CVE-2023-2919: 
WordPress vulnerability analysis and mitigation

The Tutor LMS plugin for WordPress contains a Cross-Site Request Forgery (CSRF) vulnerability in versions up to and including 2.7.4. The vulnerability exists due to missing or incorrect nonce validation in the 'addonenabledisable' function. This security flaw allows unauthenticated attackers to enable or disable plugin addons by tricking site administrators into performing specific actions, such as clicking on malicious links (CVE Mitre).

The vulnerability stems from inadequate security controls in the addonenabledisable function within the Ajax.php file. The function, which handles the enabling and disabling of plugin addons, lacks proper CSRF protection through nonce validation. While the function does check for administrative privileges using currentusercan('manage_options'), it fails to implement proper request verification mechanisms (WordPress Plugin).

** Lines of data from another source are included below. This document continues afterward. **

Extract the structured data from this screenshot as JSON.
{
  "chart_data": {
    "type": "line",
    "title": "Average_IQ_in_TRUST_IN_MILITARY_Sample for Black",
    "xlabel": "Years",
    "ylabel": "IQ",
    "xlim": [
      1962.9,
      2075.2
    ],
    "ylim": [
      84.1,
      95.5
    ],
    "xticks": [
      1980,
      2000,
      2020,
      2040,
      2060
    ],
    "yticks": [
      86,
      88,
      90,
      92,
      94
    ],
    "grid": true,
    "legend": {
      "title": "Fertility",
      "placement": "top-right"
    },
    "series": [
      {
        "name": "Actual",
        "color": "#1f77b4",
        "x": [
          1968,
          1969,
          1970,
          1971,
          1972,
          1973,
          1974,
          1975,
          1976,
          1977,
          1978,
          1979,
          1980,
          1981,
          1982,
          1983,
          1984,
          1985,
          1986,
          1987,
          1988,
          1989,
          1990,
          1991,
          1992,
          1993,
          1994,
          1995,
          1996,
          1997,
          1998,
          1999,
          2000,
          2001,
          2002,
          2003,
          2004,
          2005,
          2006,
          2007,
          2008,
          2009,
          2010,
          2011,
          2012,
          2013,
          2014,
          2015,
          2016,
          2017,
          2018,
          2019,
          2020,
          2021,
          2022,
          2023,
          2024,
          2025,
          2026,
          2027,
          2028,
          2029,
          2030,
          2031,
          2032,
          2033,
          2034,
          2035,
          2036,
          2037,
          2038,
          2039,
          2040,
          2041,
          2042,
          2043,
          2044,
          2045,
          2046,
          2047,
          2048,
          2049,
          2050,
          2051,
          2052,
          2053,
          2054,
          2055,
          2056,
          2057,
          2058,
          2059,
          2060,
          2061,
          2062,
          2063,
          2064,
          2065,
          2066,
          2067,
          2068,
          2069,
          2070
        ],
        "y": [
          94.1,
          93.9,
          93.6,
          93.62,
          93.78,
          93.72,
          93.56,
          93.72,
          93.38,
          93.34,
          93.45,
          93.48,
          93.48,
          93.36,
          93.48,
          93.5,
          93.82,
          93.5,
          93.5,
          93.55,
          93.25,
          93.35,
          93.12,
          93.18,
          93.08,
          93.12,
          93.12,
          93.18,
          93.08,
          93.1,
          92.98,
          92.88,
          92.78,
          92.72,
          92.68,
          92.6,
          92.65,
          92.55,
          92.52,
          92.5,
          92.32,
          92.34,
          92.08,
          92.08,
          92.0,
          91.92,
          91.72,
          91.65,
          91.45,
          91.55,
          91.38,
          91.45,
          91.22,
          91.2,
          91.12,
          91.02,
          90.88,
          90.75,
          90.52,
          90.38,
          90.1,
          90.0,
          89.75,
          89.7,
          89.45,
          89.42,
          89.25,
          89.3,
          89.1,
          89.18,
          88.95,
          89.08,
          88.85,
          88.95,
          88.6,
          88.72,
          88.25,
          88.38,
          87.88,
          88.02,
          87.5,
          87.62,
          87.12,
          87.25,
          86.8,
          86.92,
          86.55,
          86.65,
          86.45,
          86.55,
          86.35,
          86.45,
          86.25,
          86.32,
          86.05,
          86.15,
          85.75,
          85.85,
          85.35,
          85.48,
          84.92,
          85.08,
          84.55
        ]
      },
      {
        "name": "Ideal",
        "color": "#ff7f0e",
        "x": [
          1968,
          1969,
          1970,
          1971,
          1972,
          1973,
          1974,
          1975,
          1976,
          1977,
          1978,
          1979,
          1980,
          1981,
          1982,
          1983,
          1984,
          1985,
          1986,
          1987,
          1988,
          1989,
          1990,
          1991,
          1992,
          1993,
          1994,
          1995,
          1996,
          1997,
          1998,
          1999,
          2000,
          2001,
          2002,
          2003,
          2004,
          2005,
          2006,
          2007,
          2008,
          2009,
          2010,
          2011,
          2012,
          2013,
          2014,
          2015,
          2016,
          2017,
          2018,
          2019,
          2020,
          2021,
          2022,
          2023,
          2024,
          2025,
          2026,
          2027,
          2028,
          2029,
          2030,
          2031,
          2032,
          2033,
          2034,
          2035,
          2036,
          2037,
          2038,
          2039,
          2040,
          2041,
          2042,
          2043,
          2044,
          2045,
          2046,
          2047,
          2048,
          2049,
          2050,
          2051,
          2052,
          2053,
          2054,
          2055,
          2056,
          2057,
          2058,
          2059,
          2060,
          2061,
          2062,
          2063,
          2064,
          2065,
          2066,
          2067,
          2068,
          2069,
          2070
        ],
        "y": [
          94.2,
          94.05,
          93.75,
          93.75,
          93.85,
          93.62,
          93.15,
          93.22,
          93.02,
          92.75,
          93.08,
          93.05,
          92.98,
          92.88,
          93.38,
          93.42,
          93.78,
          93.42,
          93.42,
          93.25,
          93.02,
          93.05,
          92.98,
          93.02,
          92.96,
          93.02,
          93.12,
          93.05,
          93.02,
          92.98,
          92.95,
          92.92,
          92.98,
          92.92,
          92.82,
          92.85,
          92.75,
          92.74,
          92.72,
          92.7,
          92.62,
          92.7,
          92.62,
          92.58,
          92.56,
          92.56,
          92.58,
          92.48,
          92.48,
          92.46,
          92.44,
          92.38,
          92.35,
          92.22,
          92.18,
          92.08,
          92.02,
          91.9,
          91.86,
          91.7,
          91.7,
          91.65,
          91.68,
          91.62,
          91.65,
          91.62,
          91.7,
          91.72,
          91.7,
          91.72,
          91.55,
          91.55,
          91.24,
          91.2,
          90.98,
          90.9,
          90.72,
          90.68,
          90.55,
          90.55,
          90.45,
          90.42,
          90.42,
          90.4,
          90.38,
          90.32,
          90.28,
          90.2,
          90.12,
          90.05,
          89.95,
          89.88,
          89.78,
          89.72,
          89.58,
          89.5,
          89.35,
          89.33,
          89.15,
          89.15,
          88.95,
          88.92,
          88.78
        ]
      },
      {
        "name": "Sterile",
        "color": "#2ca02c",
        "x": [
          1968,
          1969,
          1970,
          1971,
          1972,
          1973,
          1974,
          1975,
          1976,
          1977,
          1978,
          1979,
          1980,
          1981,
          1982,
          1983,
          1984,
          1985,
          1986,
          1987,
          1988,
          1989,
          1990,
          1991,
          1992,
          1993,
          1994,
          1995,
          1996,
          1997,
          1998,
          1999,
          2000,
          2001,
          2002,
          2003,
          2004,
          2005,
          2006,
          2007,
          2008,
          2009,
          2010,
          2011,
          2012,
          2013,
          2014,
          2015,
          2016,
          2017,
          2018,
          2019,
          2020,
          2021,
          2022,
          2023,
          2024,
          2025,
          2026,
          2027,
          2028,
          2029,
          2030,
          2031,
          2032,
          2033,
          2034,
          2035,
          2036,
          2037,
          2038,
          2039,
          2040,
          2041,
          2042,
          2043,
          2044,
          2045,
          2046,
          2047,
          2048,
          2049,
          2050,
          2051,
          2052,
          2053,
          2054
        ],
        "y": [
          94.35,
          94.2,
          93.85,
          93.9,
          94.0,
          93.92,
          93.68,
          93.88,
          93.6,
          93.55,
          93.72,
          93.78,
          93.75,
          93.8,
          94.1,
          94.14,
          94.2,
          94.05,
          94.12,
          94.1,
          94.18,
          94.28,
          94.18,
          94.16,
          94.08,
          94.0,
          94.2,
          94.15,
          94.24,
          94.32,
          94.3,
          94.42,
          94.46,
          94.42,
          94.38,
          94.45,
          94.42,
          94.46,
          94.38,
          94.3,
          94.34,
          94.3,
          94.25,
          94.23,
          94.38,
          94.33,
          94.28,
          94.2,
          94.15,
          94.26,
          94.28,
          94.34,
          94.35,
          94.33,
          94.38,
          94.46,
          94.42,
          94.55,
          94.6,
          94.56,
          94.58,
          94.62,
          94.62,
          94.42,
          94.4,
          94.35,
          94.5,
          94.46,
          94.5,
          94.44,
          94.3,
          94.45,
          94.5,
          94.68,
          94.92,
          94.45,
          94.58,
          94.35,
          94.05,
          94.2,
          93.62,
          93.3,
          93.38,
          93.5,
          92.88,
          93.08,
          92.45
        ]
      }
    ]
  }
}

If successfully exploited, this vulnerability could allow attackers to manipulate the plugin's addon settings without proper authorization. An attacker could potentially enable or disable critical functionality of the Tutor LMS plugin by crafting malicious requests that are executed when an administrator clicks on a specially crafted link (CVE Mitre).

The vulnerability has been patched in version 2.7.5 of the Tutor LMS plugin. Site administrators are strongly advised to update to this version or later to protect against potential CSRF attacks. Until the update can be applied, administrators should be cautious when clicking links while logged into the WordPress dashboard (CVE Mitre).